Lionised because of its economic prosperity, coupled with a perceived willingness to stand up to the US and Israel, Turkey's search for new friends has proved relatively straightforward. And now with unrest threatening the autocratic regimes in the Muslim world, the country is even being looked on as a model for the region. A recent survey carried out in Arab countries by the Turkish Economic and Social Studies Foundation (TESEV) found that 65% of respondents believed Turkey could be a regional model. 15% of those surveyed thought Turkey could serve as a model due to its Muslim background; 12% put Turkey's strong economy as a reason; and 11% put its democratic government. However, 10% rejected Turkey as a model because of its relations with western nations.

Delusions of grandeur

Turkey may have won popularity among the region's populations and opened doors at the local finance and trade ministries, but experts bne spoke with recently in Washington DC warned that the country is in danger of becoming over-confident.

Turkey's ruling Justice and Development Party (AKP) is seeking to highlight its leadership role in the region, especially before parliamentary elections in June.
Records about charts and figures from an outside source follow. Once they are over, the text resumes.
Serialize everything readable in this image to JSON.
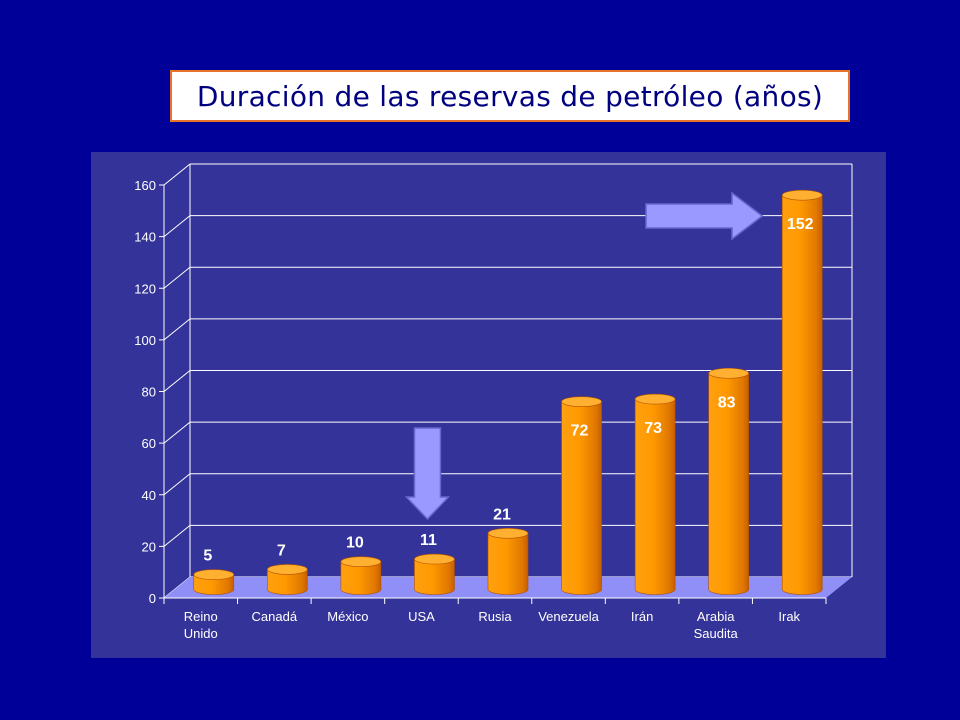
{
  "title": "Duración de las reservas de petróleo (años)",
  "colors": {
    "background": "#000099",
    "panel": "#333399",
    "plot_floor": "#8f8ff7",
    "bar": "#ff9900",
    "bar_dark": "#c85e00",
    "bar_top": "#ffb030",
    "arrow": "#9999ff",
    "title_border": "#e8732a",
    "title_text": "#000080"
  },
  "chart_data": {
    "type": "bar",
    "title": "Duración de las reservas de petróleo (años)",
    "categories": [
      "Reino Unido",
      "Canadá",
      "México",
      "USA",
      "Rusia",
      "Venezuela",
      "Irán",
      "Arabia Saudita",
      "Irak"
    ],
    "category_lines": [
      [
        "Reino",
        "Unido"
      ],
      [
        "Canadá"
      ],
      [
        "México"
      ],
      [
        "USA"
      ],
      [
        "Rusia"
      ],
      [
        "Venezuela"
      ],
      [
        "Irán"
      ],
      [
        "Arabia",
        "Saudita"
      ],
      [
        "Irak"
      ]
    ],
    "values": [
      5,
      7,
      10,
      11,
      21,
      72,
      73,
      83,
      152
    ],
    "value_labels": [
      "5",
      "7",
      "10",
      "11",
      "21",
      "72",
      "73",
      "83",
      "152"
    ],
    "yticks": [
      0,
      20,
      40,
      60,
      80,
      100,
      120,
      140,
      160
    ],
    "ylim": [
      0,
      160
    ],
    "grid": true,
    "annotations": [
      {
        "type": "arrow-down",
        "category": "USA"
      },
      {
        "type": "arrow-right",
        "category": "Irak"
      }
    ]
  }
}
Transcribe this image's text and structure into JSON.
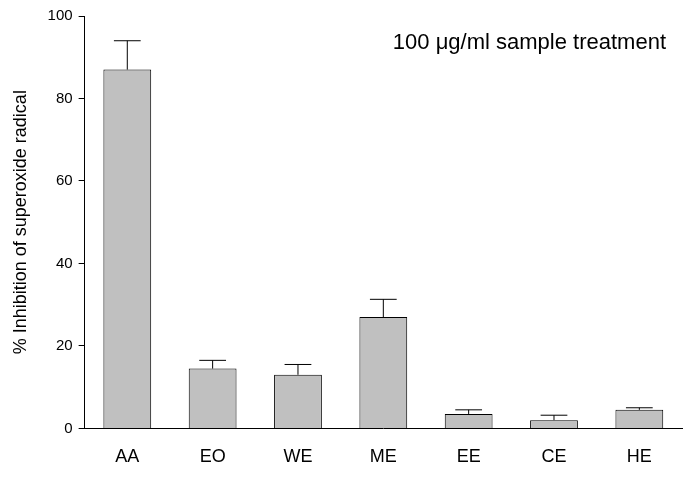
{
  "chart_data": {
    "type": "bar",
    "annotation": "100 μg/ml sample treatment",
    "y_label": "% Inhibition of superoxide radical",
    "categories": [
      "AA",
      "EO",
      "WE",
      "ME",
      "EE",
      "CE",
      "HE"
    ],
    "values": [
      87,
      14.5,
      13,
      27,
      3.5,
      2,
      4.5
    ],
    "errors": [
      7,
      2,
      2.5,
      4.3,
      1,
      1.2,
      0.5
    ],
    "color": "#c0c0c0",
    "ylim": [
      0,
      100
    ],
    "yticks": [
      0,
      20,
      40,
      60,
      80,
      100
    ],
    "grid": false
  }
}
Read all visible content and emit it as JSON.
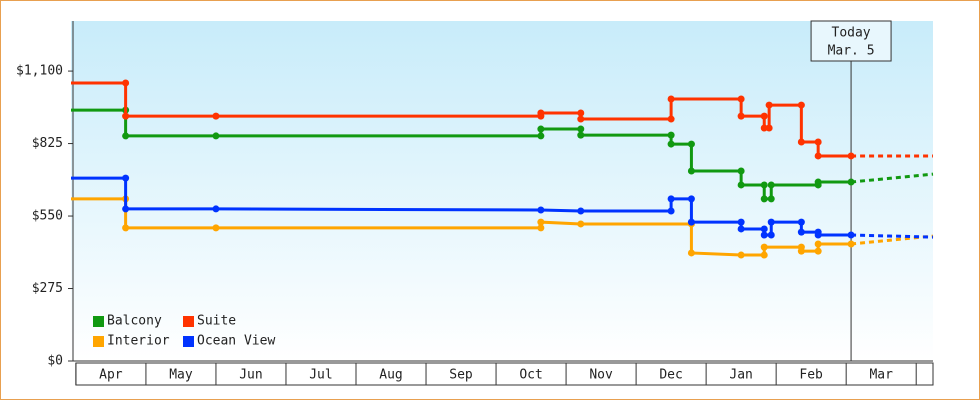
{
  "chart_data": {
    "type": "step-line",
    "categories": [
      "Apr",
      "May",
      "Jun",
      "Jul",
      "Aug",
      "Sep",
      "Oct",
      "Nov",
      "Dec",
      "Jan",
      "Feb",
      "Mar"
    ],
    "xlim": [
      -0.07,
      12.24
    ],
    "xticks": [
      0,
      1,
      2,
      3,
      4,
      5,
      6,
      7,
      8,
      9,
      10,
      11,
      12
    ],
    "ylim": [
      0,
      1290
    ],
    "yticks": [
      {
        "value": 0,
        "label": "$0"
      },
      {
        "value": 275,
        "label": "$275"
      },
      {
        "value": 550,
        "label": "$550"
      },
      {
        "value": 825,
        "label": "$825"
      },
      {
        "value": 1100,
        "label": "$1,100"
      }
    ],
    "legend": "bottom-left",
    "today": {
      "x": 11.07,
      "label": [
        "Today",
        "Mar. 5"
      ]
    },
    "series": [
      {
        "name": "Balcony",
        "color": "#119911",
        "x": [
          -0.07,
          0.71,
          0.71,
          2,
          6.64,
          6.64,
          7.21,
          7.21,
          8.5,
          8.5,
          8.79,
          8.79,
          9.5,
          9.5,
          9.83,
          9.83,
          9.93,
          9.93,
          10.6,
          10.6,
          11.07
        ],
        "values": [
          952,
          952,
          854,
          854,
          854,
          880,
          880,
          857,
          857,
          823,
          823,
          721,
          721,
          668,
          668,
          615,
          615,
          668,
          668,
          679,
          679
        ],
        "forecast": {
          "x": [
            11.07,
            12.24
          ],
          "values": [
            679,
            709
          ]
        }
      },
      {
        "name": "Suite",
        "color": "#ff3300",
        "x": [
          -0.07,
          0.71,
          0.71,
          2,
          6.64,
          6.64,
          7.21,
          7.21,
          8.5,
          8.5,
          9.5,
          9.5,
          9.83,
          9.83,
          9.9,
          9.9,
          10.36,
          10.36,
          10.6,
          10.6,
          11.07
        ],
        "values": [
          1055,
          1055,
          929,
          929,
          929,
          941,
          941,
          918,
          918,
          994,
          994,
          929,
          929,
          884,
          884,
          971,
          971,
          831,
          831,
          778,
          778
        ],
        "forecast": {
          "x": [
            11.07,
            12.24
          ],
          "values": [
            778,
            778
          ]
        }
      },
      {
        "name": "Interior",
        "color": "#ffa500",
        "x": [
          -0.07,
          0.71,
          0.71,
          2,
          6.64,
          6.64,
          7.21,
          8.79,
          8.79,
          9.5,
          9.83,
          9.83,
          10.36,
          10.36,
          10.6,
          10.6,
          11.07
        ],
        "values": [
          615,
          615,
          505,
          505,
          505,
          527,
          520,
          520,
          410,
          402,
          402,
          432,
          432,
          417,
          417,
          444,
          444
        ],
        "forecast": {
          "x": [
            11.07,
            12.24
          ],
          "values": [
            444,
            474
          ]
        }
      },
      {
        "name": "Ocean View",
        "color": "#0033ff",
        "x": [
          -0.07,
          0.71,
          0.71,
          2,
          6.64,
          7.21,
          8.5,
          8.5,
          8.79,
          8.79,
          9.5,
          9.5,
          9.83,
          9.83,
          9.93,
          9.93,
          10.36,
          10.36,
          10.6,
          10.6,
          11.07
        ],
        "values": [
          694,
          694,
          577,
          577,
          573,
          569,
          569,
          615,
          615,
          527,
          527,
          501,
          501,
          478,
          478,
          527,
          527,
          489,
          489,
          478,
          478
        ],
        "forecast": {
          "x": [
            11.07,
            12.24
          ],
          "values": [
            478,
            470
          ]
        }
      }
    ]
  }
}
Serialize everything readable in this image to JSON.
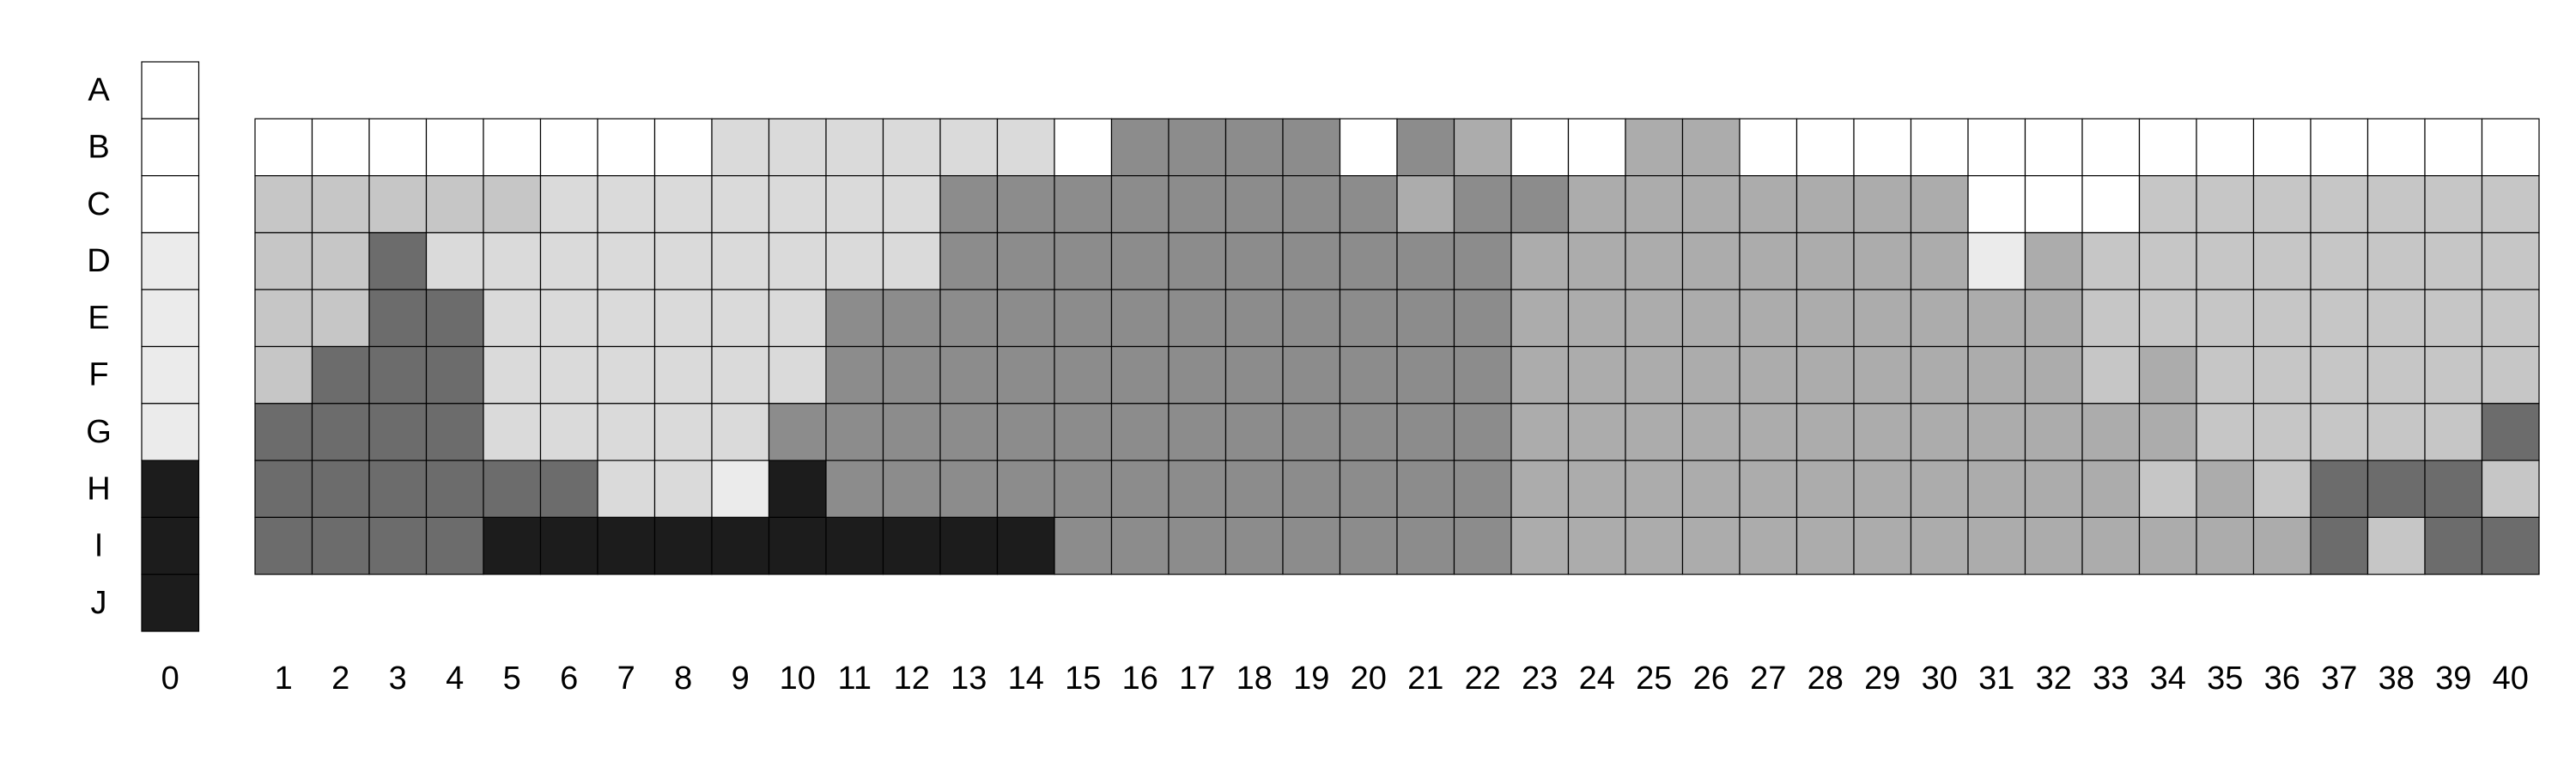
{
  "chart_data": {
    "type": "heatmap",
    "title": "",
    "xlabel": "",
    "ylabel": "",
    "grid": true,
    "legend": "none",
    "rows": [
      "A",
      "B",
      "C",
      "D",
      "E",
      "F",
      "G",
      "H",
      "I",
      "J"
    ],
    "columns": [
      "0",
      "1",
      "2",
      "3",
      "4",
      "5",
      "6",
      "7",
      "8",
      "9",
      "10",
      "11",
      "12",
      "13",
      "14",
      "15",
      "16",
      "17",
      "18",
      "19",
      "20",
      "21",
      "22",
      "23",
      "24",
      "25",
      "26",
      "27",
      "28",
      "29",
      "30",
      "31",
      "32",
      "33",
      "34",
      "35",
      "36",
      "37",
      "38",
      "39",
      "40"
    ],
    "palette": {
      "1": "#ffffff",
      "2": "#ebebeb",
      "3": "#dadada",
      "4": "#c6c6c6",
      "5": "#acacac",
      "6": "#8c8c8c",
      "7": "#6c6c6c",
      "8": "#1c1c1c"
    },
    "reference_column": {
      "column": "0",
      "levels": [
        1,
        1,
        1,
        2,
        2,
        2,
        2,
        8,
        8,
        8
      ]
    },
    "matrix_rows": [
      "B",
      "C",
      "D",
      "E",
      "F",
      "G",
      "H",
      "I"
    ],
    "matrix_columns_start": 1,
    "levels": [
      [
        1,
        1,
        1,
        1,
        1,
        1,
        1,
        1,
        3,
        3,
        3,
        3,
        3,
        3,
        1,
        6,
        6,
        6,
        6,
        1,
        6,
        5,
        1,
        1,
        5,
        5,
        1,
        1,
        1,
        1,
        1,
        1,
        1,
        1,
        1,
        1,
        1,
        1,
        1,
        1
      ],
      [
        4,
        4,
        4,
        4,
        4,
        3,
        3,
        3,
        3,
        3,
        3,
        3,
        6,
        6,
        6,
        6,
        6,
        6,
        6,
        6,
        5,
        6,
        6,
        5,
        5,
        5,
        5,
        5,
        5,
        5,
        1,
        1,
        1,
        4,
        4,
        4,
        4,
        4,
        4,
        4
      ],
      [
        4,
        4,
        7,
        3,
        3,
        3,
        3,
        3,
        3,
        3,
        3,
        3,
        6,
        6,
        6,
        6,
        6,
        6,
        6,
        6,
        6,
        6,
        5,
        5,
        5,
        5,
        5,
        5,
        5,
        5,
        2,
        5,
        4,
        4,
        4,
        4,
        4,
        4,
        4,
        4
      ],
      [
        4,
        4,
        7,
        7,
        3,
        3,
        3,
        3,
        3,
        3,
        6,
        6,
        6,
        6,
        6,
        6,
        6,
        6,
        6,
        6,
        6,
        6,
        5,
        5,
        5,
        5,
        5,
        5,
        5,
        5,
        5,
        5,
        4,
        4,
        4,
        4,
        4,
        4,
        4,
        4
      ],
      [
        4,
        7,
        7,
        7,
        3,
        3,
        3,
        3,
        3,
        3,
        6,
        6,
        6,
        6,
        6,
        6,
        6,
        6,
        6,
        6,
        6,
        6,
        5,
        5,
        5,
        5,
        5,
        5,
        5,
        5,
        5,
        5,
        4,
        5,
        4,
        4,
        4,
        4,
        4,
        4
      ],
      [
        7,
        7,
        7,
        7,
        3,
        3,
        3,
        3,
        3,
        6,
        6,
        6,
        6,
        6,
        6,
        6,
        6,
        6,
        6,
        6,
        6,
        6,
        5,
        5,
        5,
        5,
        5,
        5,
        5,
        5,
        5,
        5,
        5,
        5,
        4,
        4,
        4,
        4,
        4,
        7
      ],
      [
        7,
        7,
        7,
        7,
        7,
        7,
        3,
        3,
        2,
        8,
        6,
        6,
        6,
        6,
        6,
        6,
        6,
        6,
        6,
        6,
        6,
        6,
        5,
        5,
        5,
        5,
        5,
        5,
        5,
        5,
        5,
        5,
        5,
        4,
        5,
        4,
        7,
        7,
        7,
        4
      ],
      [
        7,
        7,
        7,
        7,
        8,
        8,
        8,
        8,
        8,
        8,
        8,
        8,
        8,
        8,
        6,
        6,
        6,
        6,
        6,
        6,
        6,
        6,
        5,
        5,
        5,
        5,
        5,
        5,
        5,
        5,
        5,
        5,
        5,
        5,
        5,
        5,
        7,
        4,
        7,
        7
      ]
    ]
  }
}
Yet the more Turkey involves itself in this volatile region, the more the limits of its influence become apparent.

In terms of trade, nearly all imports are centred on energy - the gift and curse of the Middle East. Turkish exports already have a good market there, especially in Iraq where Turkish companies are very active. However, consumption levels rising across the region is still theory. Democracy may make Turkey popular, but in practice it has only strengthened ties with autocratic rulers in Iran and Syria. According to Alternatifbank economist Serdar Senol, a number of Turkish firms have also reported a great deal of bureaucratic red tape in doing business in the Middle East.

On a policy front, Turkey quickly dropped out of mediating between pro-western parties in Lebanon and the anti-western Hezbollah, which toppled a coalition government in January. This was just two months after Turkish Prime Minister Recep Tayyip Erdogan was enthusiastically greeted in Beirut, where he claimed to have moved forward the prospect of a free trade zone between Turkey, Lebanon, Jordan, and Syria. It appears Middle Easterners enjoy Turkey's star all the more when it shines from home.

Even so, the problems at home of an overheating economy and a ballooning current account deficit could make the AKP more likely to concentrate on being perceived as a regional leader and perhaps even intensify jabs at the EU over the slow accession process, experts say.

The country demands that the West accept the geopolitics of a post-Cold War world, but, sitting in so many camps, Turkey might find itself spread too thin.